Para hacerlo, fijaremos algunas ideas, que indicadas ya, deben tener ahora su desarrollo. Hemos considerado al Estado como manifestación terrena, externa, por lo tanto, de la razón suprema, y es claro que el Estado realizará, por lo mismo, el derecho; al considerarle como lo hemos hecho, claro está que hemos separado su noción de la de sociedad, separación que no se ha hecho hasta nuestros días y que ha producido fatales consecuencias; siendo, pues, la Sociedad y el Estado dos entidades distintas, pero relacionándose estrecha e íntimamente ambas, y apareciendo el segundo como el elemento racional que realiza el derecho en la primera, claro es que ha de hallar condiciones para ello, y éstas son las que constituyen el derecho político o constitucional.
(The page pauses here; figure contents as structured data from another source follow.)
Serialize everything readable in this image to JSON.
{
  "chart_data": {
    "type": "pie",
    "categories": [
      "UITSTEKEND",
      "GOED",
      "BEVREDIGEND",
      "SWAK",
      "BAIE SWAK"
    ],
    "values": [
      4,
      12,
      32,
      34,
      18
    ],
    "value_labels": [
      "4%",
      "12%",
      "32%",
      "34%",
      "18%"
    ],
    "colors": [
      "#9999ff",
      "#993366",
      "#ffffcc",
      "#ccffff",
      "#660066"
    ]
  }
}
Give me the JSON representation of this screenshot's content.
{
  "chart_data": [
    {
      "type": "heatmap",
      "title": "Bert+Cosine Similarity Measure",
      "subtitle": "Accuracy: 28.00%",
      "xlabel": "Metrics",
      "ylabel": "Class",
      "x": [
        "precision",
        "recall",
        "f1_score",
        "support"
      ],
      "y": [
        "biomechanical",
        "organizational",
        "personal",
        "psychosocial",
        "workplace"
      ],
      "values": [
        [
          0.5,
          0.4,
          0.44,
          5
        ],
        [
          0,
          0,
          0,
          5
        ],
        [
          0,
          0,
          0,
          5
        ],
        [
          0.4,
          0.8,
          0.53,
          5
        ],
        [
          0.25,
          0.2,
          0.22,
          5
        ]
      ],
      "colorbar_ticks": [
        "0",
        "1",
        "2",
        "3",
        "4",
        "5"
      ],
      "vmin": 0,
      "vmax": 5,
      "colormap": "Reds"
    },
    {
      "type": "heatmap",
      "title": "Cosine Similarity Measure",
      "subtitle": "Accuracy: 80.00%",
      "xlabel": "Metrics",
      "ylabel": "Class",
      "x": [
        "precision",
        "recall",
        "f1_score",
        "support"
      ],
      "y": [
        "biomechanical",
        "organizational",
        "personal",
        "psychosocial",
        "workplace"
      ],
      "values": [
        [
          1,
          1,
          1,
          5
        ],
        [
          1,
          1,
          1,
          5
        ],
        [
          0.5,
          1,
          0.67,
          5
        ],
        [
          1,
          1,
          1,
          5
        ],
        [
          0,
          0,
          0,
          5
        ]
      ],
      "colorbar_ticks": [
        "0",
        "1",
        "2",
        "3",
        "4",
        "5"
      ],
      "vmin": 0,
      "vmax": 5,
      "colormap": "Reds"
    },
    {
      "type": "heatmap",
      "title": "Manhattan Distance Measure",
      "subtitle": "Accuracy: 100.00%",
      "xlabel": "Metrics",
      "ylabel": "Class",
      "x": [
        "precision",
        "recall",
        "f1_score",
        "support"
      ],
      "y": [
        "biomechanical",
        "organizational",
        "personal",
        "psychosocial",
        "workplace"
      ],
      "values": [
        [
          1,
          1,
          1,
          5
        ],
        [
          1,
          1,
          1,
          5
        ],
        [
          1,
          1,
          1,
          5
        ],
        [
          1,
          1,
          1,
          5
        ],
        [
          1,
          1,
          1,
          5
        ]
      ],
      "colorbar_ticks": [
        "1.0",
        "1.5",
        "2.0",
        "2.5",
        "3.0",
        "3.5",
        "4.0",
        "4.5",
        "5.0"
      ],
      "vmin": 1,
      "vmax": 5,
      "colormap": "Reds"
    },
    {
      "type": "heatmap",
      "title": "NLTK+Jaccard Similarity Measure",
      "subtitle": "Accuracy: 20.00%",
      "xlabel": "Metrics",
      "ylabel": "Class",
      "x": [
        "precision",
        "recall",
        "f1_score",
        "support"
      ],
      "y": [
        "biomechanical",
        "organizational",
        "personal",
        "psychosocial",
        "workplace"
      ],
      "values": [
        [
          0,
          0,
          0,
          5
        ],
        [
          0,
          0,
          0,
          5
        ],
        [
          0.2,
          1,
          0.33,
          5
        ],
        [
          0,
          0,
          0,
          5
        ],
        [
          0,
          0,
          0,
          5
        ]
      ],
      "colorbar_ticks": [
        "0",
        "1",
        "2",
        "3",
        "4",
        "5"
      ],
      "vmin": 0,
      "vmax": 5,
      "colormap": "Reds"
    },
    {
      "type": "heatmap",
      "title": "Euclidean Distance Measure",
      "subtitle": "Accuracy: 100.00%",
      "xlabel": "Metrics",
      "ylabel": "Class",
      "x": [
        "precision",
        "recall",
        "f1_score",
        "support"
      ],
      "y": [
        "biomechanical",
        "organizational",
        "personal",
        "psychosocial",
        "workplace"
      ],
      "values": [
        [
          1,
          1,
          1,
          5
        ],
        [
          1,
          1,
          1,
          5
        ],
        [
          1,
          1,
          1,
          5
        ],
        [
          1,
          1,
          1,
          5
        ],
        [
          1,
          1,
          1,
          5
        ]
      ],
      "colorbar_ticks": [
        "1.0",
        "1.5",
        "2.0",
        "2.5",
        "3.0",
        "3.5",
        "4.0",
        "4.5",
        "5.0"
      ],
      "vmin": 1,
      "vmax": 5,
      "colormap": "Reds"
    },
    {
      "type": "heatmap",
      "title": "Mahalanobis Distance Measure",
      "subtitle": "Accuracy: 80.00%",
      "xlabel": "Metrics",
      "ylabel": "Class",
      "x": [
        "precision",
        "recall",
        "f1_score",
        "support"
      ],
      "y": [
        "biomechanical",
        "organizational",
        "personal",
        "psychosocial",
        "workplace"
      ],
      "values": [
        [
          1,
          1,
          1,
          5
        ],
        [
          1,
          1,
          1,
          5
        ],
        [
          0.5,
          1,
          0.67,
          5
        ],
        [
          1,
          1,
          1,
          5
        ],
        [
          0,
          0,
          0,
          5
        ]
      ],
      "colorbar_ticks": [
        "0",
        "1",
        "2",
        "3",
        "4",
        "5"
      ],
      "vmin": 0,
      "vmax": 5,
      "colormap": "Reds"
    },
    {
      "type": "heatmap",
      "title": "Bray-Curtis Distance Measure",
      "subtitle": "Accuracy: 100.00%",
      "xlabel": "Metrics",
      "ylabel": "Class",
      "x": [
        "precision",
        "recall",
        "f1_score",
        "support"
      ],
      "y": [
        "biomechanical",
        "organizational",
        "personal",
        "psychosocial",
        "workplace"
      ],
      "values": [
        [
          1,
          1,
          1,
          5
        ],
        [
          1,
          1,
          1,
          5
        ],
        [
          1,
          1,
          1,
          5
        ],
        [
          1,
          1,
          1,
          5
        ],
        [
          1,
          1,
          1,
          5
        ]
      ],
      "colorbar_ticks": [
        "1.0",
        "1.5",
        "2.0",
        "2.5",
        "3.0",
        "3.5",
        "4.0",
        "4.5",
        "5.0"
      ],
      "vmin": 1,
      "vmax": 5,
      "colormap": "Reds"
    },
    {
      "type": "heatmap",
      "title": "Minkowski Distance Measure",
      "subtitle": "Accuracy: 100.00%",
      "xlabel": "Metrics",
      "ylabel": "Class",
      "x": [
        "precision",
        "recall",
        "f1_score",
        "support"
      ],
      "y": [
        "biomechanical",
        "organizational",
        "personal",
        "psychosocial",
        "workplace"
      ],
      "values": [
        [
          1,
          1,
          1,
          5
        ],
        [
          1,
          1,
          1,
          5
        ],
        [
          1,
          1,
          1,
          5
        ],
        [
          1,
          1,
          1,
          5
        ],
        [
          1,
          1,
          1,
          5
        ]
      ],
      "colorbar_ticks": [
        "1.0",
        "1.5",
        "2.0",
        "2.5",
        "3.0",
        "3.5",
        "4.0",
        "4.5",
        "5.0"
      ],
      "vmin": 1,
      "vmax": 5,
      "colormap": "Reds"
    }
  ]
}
Podemos, pues, definir el DERECHO POLÍTICO CONSTITUCIONAL, diciendo que es la reunión de condiciones por virtud de las que se determina la forma externa que debe revestir el ESTADO y se regulan las relaciones que entre él y la sociedad deben existir.

2. Si el Estado es la manifestación terrena de la razón general, si en sus relaciones con la sociedad y con los individuos que la componen es el que está llamado a regular y dirigir la acción racionalmente y según el derecho, es claro que no puede concretarse la noción de Estado, que no puede concebirse que realice su misión sin concederle poder para ello, las ideas de Estado y de Poder están íntimamente ligadas, mejor dicho, el Estado es el Poder que rige a la sociedad.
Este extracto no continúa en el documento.